Sweden is investing in defibrillator-carrying drones to improve its rescue service
When an alarm sounds in Everdrone’s control room on the outskirts of Gothenburg, it means that there is a medical emergency and its remote pilots should prepare to send an automated drone buzzing through the sky.
Since 2019, the Swedish drone developer Everdrone has collaborated with researchers at Stockholm’s Karolinska Institutet and the country’s rescue organization to explore the use of drones to deliver automated external defibrillators (AEDs) to cardiac arrest patients, wherever they are.
“An autonomous system that can start immediately and have no traffic problems will be in place much faster than an ambulance,” said Everdrone founder and CTO Maciek Drejak.
“You still need an ambulance to take care of the patient, but if we can deliver the AED just minutes earlier, the payoff is huge. The probability of survival drops by about 10 percentage points per minute, so every minute counts, every second actually counts.”
Traditionally low survival rate
Karolinska Institutet’s associate professor Andreas Claesson says that Sweden’s emergency care receives reports of approximately 6,000 cardiac arrests per year; only about ten percent of these patients survive.
About 70 percent of cardiac arrests outside hospitals occur in private homes without defibrillators nearby, he says.
“We know that if it is possible to use a defibrillator within the first three to five minutes, about 50 percent of all patients can survive,” says Claesson.
“So we need to find new ways to deliver AED in the first few minutes.”
The process begins like any other emergency; calls to Sweden’s emergency number 112 are sent to one of SOS Alarm’s alarm centers.
Approximately 3.4 million calls are received annually.
How it works
If the call officer suspects a cardiac arrest and the patient is in the trial area, a drone is sent, together with more traditional rescue services.

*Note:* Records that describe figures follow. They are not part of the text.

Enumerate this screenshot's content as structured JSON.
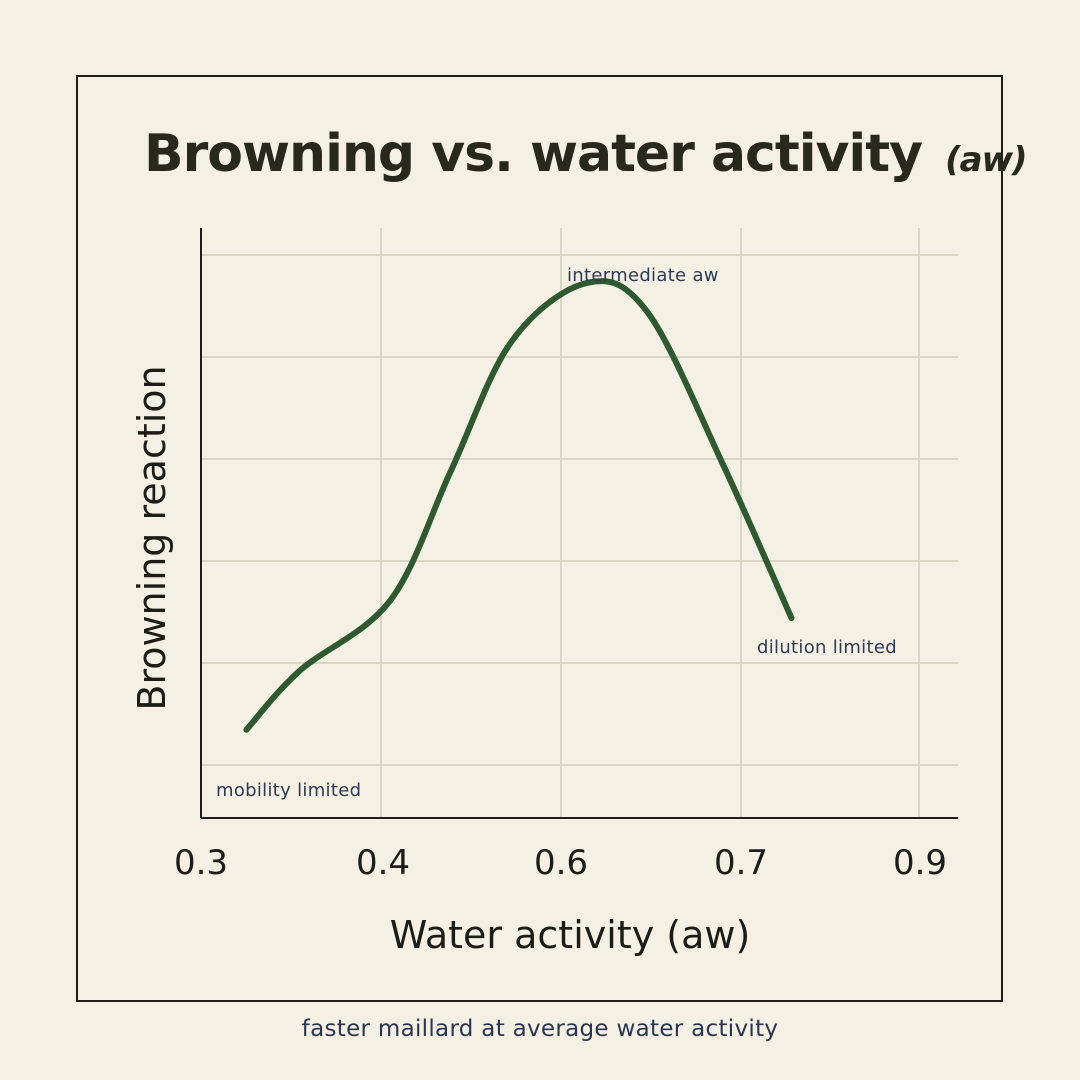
{
  "chart_data": {
    "type": "line",
    "title": "Browning vs. water activity",
    "title_suffix": "(aw)",
    "xlabel": "Water activity (aw)",
    "ylabel": "Browning reaction",
    "x_tick_labels": [
      "0.3",
      "0.4",
      "0.6",
      "0.7",
      "0.9"
    ],
    "ylim": [
      0,
      1
    ],
    "series": [
      {
        "name": "Browning reaction",
        "color": "#2f5a30",
        "points": [
          {
            "t": 0.06,
            "y": 0.15
          },
          {
            "t": 0.13,
            "y": 0.25
          },
          {
            "t": 0.25,
            "y": 0.37
          },
          {
            "t": 0.33,
            "y": 0.59
          },
          {
            "t": 0.41,
            "y": 0.81
          },
          {
            "t": 0.51,
            "y": 0.91
          },
          {
            "t": 0.59,
            "y": 0.86
          },
          {
            "t": 0.69,
            "y": 0.6
          },
          {
            "t": 0.78,
            "y": 0.34
          }
        ]
      }
    ],
    "annotations": [
      {
        "name": "peak-annotation",
        "text": "intermediate aw"
      },
      {
        "name": "dilution-annotation",
        "text": "dilution limited"
      },
      {
        "name": "mobility-annotation",
        "text": "mobility limited"
      }
    ]
  },
  "footer": "faster maillard at average water activity"
}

Mattias Regnell, head of innovation at SOS Alarm, says that the drone system is electronically integrated with the emergency transmission system.
“When they put the pin on the map, the system automatically knows that in this area a drone must be sent,” he explained.
During a study initiated in February 2020, a total of 14 suspected cases of cardiac arrest were eligible for drone delivery. Of these, drones were sent to 12 and AEDs were delivered to all but one.
“People are willing to help, and if we can just refine the system to help our callers get viewers to use AEDs often, then we’ll see an increase in cases,” Regnell said.
In most cases during the four-month study, the automated drone arrived at the emergency room on average about two minutes earlier than the ambulance, but those behind the project believe that this can grow to three or four minutes earlier with some features.
Patrik Segerfelt, head of a participating dispatch center in western Gothenburg, says that even when the AED was not used, it provided comfort to people on the spot because it said that help was on the way.
“Someone said it was comforting to know, even if it was in those cases [where] it did nothing but comfort the people on the spot, because it was first, he said.
“First before fire and rescue and ambulance and police. Then they knew we were at the triage center, we knew where they were.”
The pilot’s first successes
In December last year, the project had its first real success, when an automated drone helped save the life of a 71-year-old man in the Swedish city of Trollhättan, about 75 km north of Gothenburg.
Dr Mustafa Ali was on his way to work when he saw the man collapse in his driveway. He was quickly diagnosed with cardiac arrest and called the emergency services.
“After about one, two minutes. I think (I heard) something in the air, but it’s not like a helicopter, so I looked up and there’s a drone,” Ali recalls.
“At first I thought it was someone filming here, but at the same time [someone] from the emergency center said: ‘Here’s your defibrillator, so just pick it up.’ Okay!”
Everdrone says the time between the alarm and the AED delivery was just over three minutes.
Ali used the drone’s defibrillator and continued defibrillation in the ambulance. The patient survived.
When the AED is delivered, the drone goes down to about 30 meters and then winches down the package.
Restrictions
Those behind the project say that the application is best suited for suburban areas, far from hospitals in the center.
While the drones are autonomous, remote pilots monitor the entire flight and receive take-off permits from local air traffic control.
Of course, flights are limited by battery and range. Adverse weather, such as rain and wind, can also prevent some travel.
An ongoing follow-up study began in April 2021 and will be completed this spring.
The service can currently reach 200,000 inhabitants in Sweden and is expected to be expanded to more European locations this year.
Everdrones Drejak believes that drones can be used in other parts of emergencies, and delivers items such as EpiPens.
“I am convinced that this type of system will become part of normal emergency services in the future,” he said.
“I see a future where you have this type of system everywhere, basically, and obviously there are other things you can deliver than AED that you need very quickly in an emergency.”